Especialista vê risco de insegurança regulatória após ação da ABRATI contra regularizações da ANTT em linhas da Penha
Publicado em: 8 de maio de 2026
Em entrevista ao Diário do Transporte, Ilo Löbel da Luz afirma que disputa sobre operações sub judice reacende debate sobre previsibilidade, confiança jurídica e estabilidade do transporte interestadual
ALEXANDRE PELEGI
A judicialização envolvendo a regularização de linhas interestaduais voltou ao centro do debate regulatório do transporte rodoviário de passageiros. A ação movida pela ABRATI contra a ANTT, questionando a conversão administrativa de operações mantidas há anos sob amparo judicial em autorizações definitivas, reacende uma discussão que vai além de uma disputa jurídica específica: qual é o limite entre corrigir distorções históricas do setor e preservar a estabilidade regulatória necessária para garantir investimentos, previsibilidade e continuidade operacional?

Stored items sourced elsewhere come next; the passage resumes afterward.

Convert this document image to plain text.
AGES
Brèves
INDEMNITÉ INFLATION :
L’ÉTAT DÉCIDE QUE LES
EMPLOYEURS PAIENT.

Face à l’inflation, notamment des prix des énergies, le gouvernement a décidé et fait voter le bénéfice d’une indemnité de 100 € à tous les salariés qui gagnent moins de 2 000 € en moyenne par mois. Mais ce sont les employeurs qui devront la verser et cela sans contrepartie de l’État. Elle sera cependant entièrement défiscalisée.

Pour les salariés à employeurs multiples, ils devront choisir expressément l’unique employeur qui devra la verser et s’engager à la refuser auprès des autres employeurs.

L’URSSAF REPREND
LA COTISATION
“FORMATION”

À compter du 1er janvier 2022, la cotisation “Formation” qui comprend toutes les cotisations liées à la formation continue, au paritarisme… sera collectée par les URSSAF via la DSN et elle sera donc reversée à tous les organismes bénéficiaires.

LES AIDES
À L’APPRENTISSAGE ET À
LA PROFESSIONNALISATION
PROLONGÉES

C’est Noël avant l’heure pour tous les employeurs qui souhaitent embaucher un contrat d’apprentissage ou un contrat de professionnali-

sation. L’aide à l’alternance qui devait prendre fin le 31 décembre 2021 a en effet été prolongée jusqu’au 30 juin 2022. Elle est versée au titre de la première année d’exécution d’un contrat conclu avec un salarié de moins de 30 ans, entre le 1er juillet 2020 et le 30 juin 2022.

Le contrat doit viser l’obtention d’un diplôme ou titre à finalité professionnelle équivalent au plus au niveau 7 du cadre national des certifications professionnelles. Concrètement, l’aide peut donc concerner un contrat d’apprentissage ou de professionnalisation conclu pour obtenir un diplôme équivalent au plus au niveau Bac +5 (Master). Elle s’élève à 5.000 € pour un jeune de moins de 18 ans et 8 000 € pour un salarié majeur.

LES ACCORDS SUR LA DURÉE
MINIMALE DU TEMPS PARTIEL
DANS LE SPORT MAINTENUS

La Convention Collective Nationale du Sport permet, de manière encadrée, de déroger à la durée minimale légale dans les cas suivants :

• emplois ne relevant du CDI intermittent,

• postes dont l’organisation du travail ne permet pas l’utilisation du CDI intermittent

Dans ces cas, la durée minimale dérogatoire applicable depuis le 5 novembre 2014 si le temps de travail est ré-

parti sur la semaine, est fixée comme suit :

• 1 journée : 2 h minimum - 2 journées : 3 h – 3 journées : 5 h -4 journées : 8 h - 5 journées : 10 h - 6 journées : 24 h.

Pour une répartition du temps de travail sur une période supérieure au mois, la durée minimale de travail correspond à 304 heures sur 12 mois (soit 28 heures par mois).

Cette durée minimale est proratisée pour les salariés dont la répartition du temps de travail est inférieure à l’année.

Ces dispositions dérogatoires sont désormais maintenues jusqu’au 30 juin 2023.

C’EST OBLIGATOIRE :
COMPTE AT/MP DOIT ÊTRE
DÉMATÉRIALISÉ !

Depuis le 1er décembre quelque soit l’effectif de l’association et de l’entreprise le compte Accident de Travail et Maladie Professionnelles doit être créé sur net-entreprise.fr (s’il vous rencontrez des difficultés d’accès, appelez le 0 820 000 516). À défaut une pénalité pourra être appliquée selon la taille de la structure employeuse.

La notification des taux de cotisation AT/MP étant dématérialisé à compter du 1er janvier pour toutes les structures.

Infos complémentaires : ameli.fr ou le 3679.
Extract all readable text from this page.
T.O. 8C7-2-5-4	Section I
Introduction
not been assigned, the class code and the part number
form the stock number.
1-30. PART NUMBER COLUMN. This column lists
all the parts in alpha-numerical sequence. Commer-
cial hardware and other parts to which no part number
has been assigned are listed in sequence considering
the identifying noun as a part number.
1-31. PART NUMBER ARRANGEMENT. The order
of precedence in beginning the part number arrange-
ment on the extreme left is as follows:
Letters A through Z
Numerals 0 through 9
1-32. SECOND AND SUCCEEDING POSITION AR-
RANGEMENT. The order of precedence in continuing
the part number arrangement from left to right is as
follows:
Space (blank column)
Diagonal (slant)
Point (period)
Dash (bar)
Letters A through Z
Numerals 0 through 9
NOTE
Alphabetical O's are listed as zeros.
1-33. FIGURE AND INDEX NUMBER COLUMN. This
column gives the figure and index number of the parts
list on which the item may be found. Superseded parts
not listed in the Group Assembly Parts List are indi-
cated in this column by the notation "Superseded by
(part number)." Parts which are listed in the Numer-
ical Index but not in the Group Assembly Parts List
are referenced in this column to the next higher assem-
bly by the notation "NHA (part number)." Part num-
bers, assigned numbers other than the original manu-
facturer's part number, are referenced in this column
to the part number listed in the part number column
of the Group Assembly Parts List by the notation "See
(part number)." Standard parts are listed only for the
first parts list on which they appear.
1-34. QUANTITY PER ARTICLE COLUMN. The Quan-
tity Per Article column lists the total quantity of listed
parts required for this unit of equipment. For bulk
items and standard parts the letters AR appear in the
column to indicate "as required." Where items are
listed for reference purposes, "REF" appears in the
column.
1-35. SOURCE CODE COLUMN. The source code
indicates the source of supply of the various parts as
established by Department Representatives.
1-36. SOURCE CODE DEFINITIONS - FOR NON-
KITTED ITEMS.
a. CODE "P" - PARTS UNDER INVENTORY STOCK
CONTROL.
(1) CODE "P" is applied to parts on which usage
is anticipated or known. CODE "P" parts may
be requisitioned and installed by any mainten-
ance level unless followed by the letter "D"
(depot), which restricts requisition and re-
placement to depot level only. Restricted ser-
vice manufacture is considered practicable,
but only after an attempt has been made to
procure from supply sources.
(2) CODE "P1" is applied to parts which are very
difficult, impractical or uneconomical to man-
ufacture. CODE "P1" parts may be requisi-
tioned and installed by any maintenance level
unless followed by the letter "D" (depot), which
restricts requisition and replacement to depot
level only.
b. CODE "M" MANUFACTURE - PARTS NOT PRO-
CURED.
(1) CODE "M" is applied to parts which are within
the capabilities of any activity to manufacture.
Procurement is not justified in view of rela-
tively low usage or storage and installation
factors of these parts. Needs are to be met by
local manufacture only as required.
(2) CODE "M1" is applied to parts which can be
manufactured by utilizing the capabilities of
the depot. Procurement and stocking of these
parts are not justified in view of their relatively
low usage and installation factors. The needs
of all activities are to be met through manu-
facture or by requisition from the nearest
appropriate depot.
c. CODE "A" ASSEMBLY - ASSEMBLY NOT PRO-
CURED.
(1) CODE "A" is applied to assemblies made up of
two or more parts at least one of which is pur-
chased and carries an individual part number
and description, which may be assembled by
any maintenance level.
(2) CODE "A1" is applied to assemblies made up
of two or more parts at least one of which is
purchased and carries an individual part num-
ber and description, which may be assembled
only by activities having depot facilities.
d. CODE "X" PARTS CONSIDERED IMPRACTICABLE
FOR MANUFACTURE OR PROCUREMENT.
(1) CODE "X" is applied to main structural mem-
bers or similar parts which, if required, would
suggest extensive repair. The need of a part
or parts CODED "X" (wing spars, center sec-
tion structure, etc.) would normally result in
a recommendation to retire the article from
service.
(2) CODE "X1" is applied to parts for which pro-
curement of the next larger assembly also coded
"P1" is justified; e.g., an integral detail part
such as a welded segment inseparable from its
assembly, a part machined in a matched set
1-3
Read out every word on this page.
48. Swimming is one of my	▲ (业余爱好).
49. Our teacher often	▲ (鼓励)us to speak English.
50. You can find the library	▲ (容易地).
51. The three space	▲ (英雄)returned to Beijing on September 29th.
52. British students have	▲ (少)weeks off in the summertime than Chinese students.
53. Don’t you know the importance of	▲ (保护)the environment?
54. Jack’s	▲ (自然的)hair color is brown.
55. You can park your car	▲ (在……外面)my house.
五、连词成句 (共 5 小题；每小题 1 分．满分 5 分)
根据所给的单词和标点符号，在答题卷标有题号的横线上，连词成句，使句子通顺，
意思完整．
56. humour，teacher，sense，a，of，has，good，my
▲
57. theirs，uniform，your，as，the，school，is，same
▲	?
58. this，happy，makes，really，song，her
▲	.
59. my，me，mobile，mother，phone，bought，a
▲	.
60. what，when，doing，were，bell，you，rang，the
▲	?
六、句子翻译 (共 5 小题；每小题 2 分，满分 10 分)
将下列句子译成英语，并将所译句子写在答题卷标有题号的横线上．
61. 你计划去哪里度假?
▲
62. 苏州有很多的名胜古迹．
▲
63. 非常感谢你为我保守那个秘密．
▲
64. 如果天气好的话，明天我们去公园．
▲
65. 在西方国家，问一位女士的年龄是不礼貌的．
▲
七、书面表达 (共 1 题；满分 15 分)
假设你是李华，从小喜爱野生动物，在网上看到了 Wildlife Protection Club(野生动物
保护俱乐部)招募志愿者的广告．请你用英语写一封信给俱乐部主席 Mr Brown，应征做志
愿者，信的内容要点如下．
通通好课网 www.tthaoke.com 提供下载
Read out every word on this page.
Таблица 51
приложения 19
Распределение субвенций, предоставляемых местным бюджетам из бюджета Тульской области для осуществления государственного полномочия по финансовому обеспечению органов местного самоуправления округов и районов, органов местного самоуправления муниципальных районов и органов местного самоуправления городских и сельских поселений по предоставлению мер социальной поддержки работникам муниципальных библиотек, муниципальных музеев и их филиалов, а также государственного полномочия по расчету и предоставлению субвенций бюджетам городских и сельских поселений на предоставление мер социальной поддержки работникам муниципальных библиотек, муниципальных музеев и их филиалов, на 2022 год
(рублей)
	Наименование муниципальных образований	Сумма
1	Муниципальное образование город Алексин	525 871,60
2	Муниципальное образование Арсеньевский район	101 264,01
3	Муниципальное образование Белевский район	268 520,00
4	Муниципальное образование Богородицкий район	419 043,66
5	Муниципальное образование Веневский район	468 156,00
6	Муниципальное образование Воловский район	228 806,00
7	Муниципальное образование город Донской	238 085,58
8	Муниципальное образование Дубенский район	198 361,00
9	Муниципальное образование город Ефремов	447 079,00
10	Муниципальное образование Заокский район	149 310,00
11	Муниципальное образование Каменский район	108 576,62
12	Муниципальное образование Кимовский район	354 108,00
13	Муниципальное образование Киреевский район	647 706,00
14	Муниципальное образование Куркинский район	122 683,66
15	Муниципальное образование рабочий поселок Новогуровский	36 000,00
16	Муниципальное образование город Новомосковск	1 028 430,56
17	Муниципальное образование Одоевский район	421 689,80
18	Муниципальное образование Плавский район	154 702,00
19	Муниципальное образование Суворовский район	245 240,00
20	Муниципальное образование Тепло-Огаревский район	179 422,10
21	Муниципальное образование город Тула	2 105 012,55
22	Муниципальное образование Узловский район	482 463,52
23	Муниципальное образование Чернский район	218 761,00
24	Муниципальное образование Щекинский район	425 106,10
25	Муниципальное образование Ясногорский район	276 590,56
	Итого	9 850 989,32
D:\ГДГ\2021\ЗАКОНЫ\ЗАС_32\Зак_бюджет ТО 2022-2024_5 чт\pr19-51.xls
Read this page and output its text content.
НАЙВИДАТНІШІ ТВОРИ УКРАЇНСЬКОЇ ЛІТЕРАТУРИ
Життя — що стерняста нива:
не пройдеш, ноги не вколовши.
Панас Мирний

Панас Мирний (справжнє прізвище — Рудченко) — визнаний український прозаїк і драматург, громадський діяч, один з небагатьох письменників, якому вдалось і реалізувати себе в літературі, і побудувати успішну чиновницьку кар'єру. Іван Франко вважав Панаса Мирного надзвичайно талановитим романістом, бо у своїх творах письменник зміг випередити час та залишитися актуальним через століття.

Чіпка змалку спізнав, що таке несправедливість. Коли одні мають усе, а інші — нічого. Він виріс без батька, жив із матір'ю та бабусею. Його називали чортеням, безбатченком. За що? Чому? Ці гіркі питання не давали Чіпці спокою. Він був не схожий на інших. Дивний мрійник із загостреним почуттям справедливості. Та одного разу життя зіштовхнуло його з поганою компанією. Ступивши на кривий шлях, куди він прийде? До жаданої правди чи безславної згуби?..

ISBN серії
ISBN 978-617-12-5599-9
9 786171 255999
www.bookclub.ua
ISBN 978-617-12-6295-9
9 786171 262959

Nos últimos meses, a Agência concedeu regularizações administrativas a operações antes mantidas na condição sub judice, com emissão de Termos de Autorização — os TARs — ou regularização de seções já vinculadas a autorizações. O movimento foi sustentado principalmente pelas Súmulas 04 e 05 da ANTT, que consolidaram entendimento administrativo para tratar situações decorrentes de decisões judiciais anteriores.
Entre os casos que passaram a simbolizar o debate estão decisões recentes da SUPAS envolvendo a Expresso Nossa Senhora da Penha Ltda., empresa do Grupo Comporte. As regularizações abrangem mercados nos eixos Sul, Sudeste e Centro-Sul, com linhas que conectam São Paulo, Paraná, Santa Catarina, Rio Grande do Sul, Minas Gerais e Rio de Janeiro.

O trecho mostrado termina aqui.